The problem with re-embedding every run

Embedding 1,731 chunks takes several minutes and costs API quota. If you ask a second question about the same PDF, you should not pay that cost again.

The solution: save the chunks and their vectors to a JSON file after the first run. On the next run, load from that file instead of calling the API.

Run 1: embed → save to cache.json → answer question
Run 2: load from cache.json → answer question (instant)

The cache format

A single JSON object with two keys:

{
  "chunks": ["chunk one...", "chunk two...", ...],
  "embeddings": [[0.12, -0.04, ...], [0.33, 0.91, ...], ...]
}

The json module is part of Python's standard library — no installation required.

Instructions

Write two functions. The starter code provides both signatures.

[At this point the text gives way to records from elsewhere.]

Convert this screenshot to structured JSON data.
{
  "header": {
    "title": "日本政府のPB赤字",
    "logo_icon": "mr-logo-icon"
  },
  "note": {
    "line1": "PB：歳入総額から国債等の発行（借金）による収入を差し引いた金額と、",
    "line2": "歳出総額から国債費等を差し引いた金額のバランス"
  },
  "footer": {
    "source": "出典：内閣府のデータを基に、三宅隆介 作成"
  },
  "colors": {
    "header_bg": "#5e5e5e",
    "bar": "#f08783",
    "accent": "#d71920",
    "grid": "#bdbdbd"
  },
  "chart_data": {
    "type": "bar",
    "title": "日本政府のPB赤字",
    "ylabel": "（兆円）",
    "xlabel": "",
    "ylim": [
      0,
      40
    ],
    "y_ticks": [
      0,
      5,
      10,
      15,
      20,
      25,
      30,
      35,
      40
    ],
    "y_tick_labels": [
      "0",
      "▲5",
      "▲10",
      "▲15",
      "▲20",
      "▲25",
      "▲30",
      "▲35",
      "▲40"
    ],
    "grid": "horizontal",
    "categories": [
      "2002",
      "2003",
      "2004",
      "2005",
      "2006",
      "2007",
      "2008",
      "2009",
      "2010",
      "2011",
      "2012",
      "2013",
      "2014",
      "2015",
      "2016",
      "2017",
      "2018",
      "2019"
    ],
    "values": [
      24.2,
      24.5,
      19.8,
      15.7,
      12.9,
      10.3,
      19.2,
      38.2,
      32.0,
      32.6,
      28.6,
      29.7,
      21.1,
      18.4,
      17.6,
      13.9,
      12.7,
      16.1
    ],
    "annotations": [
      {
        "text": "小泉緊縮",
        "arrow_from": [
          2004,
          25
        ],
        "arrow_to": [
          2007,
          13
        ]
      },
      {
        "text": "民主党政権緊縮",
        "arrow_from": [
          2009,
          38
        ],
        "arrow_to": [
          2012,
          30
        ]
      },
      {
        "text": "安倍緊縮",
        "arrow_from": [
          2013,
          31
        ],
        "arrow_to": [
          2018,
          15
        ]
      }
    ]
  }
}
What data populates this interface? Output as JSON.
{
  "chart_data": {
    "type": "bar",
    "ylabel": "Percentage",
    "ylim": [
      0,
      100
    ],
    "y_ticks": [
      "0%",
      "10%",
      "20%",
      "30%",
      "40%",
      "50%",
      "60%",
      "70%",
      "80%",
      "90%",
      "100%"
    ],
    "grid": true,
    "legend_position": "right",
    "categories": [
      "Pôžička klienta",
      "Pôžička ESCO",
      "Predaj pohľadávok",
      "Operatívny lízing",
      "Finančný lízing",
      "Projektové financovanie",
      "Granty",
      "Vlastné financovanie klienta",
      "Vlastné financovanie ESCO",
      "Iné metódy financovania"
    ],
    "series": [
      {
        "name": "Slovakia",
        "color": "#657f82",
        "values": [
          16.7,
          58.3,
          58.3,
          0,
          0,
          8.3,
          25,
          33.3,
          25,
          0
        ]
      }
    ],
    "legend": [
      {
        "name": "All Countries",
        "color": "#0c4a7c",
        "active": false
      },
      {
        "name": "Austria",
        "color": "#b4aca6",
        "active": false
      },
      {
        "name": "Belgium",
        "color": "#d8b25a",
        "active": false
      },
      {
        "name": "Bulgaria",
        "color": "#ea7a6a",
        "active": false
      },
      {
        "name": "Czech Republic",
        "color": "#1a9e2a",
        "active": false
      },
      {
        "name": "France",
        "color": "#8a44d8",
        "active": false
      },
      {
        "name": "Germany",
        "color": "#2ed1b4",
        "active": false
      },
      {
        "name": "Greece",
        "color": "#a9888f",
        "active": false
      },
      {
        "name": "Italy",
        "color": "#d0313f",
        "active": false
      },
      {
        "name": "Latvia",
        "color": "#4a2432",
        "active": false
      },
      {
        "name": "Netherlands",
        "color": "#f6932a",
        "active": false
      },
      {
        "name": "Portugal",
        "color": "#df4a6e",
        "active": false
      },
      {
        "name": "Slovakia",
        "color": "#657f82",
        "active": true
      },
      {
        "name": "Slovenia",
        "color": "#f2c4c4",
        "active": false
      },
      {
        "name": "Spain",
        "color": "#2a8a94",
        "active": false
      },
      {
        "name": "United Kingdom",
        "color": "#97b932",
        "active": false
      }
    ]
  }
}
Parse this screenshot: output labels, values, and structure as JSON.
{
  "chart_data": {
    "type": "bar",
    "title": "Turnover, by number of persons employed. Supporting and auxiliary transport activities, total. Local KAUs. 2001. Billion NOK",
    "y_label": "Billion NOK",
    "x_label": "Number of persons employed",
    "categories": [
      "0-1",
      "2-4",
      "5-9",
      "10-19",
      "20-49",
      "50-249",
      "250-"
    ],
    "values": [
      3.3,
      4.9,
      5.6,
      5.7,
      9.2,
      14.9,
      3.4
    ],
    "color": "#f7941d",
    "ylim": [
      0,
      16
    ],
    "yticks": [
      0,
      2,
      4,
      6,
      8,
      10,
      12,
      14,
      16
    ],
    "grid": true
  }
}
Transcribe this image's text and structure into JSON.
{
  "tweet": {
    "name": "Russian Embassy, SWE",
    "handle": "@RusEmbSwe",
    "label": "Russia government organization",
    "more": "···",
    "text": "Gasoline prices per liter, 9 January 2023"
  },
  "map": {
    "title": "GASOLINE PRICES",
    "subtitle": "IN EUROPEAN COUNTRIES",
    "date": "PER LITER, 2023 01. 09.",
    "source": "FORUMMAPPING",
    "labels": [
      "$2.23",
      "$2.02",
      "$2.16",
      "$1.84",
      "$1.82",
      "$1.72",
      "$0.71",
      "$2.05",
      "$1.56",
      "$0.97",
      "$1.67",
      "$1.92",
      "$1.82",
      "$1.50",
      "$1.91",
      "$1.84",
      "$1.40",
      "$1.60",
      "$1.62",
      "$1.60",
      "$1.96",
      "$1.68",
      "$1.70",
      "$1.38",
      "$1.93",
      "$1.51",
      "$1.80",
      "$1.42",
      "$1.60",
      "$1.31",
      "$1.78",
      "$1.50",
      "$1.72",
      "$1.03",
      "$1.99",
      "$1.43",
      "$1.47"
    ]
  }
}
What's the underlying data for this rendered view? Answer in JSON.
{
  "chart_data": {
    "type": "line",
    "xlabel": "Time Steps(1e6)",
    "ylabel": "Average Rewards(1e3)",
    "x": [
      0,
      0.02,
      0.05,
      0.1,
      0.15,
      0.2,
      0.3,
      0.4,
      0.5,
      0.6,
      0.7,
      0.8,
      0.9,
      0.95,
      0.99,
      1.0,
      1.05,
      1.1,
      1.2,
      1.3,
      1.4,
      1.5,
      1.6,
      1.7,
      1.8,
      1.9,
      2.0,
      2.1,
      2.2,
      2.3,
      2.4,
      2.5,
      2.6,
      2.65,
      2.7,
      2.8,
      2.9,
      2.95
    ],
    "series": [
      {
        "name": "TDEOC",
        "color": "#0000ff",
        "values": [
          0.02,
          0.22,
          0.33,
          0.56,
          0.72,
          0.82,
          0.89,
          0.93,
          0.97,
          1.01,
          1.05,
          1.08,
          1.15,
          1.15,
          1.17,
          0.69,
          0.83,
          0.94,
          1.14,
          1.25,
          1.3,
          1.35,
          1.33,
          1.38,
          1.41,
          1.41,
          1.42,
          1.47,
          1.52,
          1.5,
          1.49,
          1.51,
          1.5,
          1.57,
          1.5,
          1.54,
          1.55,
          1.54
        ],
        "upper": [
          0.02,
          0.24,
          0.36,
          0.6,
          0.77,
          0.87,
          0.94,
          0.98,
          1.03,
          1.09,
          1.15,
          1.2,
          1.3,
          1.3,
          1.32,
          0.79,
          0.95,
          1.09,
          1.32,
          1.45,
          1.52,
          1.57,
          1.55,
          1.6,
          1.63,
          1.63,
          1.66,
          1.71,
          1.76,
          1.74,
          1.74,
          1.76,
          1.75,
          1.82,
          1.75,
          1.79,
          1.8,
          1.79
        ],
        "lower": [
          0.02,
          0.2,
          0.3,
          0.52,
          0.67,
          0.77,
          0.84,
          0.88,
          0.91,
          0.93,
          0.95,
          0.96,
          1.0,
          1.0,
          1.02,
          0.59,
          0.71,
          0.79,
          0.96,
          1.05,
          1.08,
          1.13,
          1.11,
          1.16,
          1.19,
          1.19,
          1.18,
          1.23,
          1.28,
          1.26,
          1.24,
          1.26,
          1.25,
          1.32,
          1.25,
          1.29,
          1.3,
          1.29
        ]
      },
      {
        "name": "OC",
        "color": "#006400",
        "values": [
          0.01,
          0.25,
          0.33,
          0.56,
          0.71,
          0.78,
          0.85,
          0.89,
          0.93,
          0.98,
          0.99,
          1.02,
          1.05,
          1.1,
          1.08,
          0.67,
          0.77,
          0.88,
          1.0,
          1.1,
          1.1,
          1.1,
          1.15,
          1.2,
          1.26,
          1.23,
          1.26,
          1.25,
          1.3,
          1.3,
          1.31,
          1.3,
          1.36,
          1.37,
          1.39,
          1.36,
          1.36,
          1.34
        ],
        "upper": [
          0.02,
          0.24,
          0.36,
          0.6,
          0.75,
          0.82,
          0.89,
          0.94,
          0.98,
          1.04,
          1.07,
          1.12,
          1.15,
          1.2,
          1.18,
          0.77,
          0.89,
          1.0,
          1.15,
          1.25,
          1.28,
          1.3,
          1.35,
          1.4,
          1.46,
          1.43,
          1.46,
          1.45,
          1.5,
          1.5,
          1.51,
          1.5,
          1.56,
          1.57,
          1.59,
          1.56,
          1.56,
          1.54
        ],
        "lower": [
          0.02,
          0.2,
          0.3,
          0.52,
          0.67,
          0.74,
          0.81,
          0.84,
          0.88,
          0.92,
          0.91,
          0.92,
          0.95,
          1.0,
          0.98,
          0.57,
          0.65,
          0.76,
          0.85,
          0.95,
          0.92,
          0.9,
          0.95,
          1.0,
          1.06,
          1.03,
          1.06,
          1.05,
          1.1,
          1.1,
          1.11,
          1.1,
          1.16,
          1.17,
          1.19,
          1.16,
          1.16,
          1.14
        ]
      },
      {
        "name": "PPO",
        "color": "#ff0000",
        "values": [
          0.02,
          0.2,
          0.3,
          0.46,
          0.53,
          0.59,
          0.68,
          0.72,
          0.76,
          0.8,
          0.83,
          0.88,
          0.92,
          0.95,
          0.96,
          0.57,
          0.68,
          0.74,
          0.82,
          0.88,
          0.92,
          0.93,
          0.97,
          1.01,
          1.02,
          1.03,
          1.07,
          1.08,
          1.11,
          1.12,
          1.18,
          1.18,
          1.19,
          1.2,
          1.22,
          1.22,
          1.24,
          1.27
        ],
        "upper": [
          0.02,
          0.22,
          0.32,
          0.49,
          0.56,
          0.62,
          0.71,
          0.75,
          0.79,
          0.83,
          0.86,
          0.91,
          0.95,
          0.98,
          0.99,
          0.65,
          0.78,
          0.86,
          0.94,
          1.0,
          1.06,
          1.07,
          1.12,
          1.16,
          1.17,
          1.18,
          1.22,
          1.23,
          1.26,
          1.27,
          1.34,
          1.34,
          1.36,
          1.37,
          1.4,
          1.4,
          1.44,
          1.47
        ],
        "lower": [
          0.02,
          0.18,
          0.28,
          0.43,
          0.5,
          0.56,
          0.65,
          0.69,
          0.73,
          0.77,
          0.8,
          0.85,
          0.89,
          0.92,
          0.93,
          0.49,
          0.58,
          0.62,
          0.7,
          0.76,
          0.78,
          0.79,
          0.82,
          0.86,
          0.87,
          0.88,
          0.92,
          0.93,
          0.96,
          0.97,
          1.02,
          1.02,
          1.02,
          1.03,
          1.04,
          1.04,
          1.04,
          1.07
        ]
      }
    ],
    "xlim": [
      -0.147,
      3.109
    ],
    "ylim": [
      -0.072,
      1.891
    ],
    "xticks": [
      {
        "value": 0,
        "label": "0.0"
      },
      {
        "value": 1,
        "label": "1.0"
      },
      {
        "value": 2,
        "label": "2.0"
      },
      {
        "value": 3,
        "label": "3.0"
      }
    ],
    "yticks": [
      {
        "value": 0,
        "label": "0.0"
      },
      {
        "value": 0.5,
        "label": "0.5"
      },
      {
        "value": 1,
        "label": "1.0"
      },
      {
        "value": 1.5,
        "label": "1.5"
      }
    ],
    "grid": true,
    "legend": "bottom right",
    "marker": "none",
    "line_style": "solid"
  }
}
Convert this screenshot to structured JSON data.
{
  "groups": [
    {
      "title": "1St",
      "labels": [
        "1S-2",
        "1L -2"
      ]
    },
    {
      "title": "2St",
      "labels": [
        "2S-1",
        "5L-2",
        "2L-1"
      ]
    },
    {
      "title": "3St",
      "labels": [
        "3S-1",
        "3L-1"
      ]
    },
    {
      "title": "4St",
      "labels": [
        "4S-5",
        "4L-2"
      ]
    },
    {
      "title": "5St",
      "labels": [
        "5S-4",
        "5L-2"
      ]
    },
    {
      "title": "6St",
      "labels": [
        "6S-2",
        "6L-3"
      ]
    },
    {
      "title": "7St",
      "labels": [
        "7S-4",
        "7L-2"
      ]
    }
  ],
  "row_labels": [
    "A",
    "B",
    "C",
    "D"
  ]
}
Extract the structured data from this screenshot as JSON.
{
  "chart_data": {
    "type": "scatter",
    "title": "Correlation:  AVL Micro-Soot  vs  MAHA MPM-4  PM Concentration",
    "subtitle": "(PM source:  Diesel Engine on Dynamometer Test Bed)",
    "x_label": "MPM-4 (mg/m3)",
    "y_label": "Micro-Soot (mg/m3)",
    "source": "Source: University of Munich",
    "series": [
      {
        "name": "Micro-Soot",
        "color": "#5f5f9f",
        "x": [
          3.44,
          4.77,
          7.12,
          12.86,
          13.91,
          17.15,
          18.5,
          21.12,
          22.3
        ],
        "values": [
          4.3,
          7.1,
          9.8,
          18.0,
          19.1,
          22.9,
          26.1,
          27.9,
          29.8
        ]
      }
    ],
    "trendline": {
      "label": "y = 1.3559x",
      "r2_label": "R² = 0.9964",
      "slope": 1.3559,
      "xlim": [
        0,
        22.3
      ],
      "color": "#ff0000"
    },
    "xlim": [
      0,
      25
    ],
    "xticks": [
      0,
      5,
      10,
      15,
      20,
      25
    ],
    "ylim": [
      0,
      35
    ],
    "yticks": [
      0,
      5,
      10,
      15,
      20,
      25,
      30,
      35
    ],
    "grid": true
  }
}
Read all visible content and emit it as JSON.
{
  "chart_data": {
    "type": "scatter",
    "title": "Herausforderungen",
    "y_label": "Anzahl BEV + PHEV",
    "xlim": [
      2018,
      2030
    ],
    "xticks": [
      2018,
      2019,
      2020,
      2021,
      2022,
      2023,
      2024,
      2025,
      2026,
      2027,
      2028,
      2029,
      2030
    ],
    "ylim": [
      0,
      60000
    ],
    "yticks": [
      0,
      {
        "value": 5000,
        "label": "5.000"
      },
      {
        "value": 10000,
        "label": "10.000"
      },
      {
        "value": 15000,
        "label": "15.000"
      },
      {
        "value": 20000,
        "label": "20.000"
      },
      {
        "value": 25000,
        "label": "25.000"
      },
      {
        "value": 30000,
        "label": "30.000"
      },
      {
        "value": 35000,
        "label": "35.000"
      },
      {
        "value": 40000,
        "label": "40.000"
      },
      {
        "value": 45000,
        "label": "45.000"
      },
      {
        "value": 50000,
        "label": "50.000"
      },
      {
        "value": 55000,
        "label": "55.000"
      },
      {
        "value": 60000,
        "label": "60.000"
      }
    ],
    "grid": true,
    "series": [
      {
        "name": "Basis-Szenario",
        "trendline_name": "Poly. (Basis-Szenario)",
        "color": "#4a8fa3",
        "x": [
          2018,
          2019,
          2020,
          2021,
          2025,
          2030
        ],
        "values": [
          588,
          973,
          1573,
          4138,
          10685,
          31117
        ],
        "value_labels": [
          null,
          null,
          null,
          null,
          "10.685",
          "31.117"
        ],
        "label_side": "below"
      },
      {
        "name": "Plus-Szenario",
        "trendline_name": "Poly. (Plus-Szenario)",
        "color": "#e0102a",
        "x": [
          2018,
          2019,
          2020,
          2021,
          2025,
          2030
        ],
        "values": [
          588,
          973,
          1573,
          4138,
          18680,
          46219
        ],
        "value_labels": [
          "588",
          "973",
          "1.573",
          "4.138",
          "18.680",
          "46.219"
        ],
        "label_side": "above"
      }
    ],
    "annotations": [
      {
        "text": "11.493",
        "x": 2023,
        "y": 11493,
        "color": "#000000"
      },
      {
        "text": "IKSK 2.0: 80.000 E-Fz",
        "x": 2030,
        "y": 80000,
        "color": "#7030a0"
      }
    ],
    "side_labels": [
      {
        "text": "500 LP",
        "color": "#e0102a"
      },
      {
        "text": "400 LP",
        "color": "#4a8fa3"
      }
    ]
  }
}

  1. In save_embeddings, create a variable named data. Assign it a dict with two keys: "chunks" set to chunks, and "embeddings" set to embeddings.
  2. Open cache_path for writing using with open(cache_path, "w") as f:.
  3. Inside the with block, call json.dump(data, f).
  4. In load_embeddings, add an if statement: if not os.path.exists(cache_path):. Inside it, return None.
  5. Open cache_path for reading using with open(cache_path) as f:.
  6. Inside the with block, create a variable named data. Assign it json.load(f).
  7. Return data["chunks"], data["embeddings"].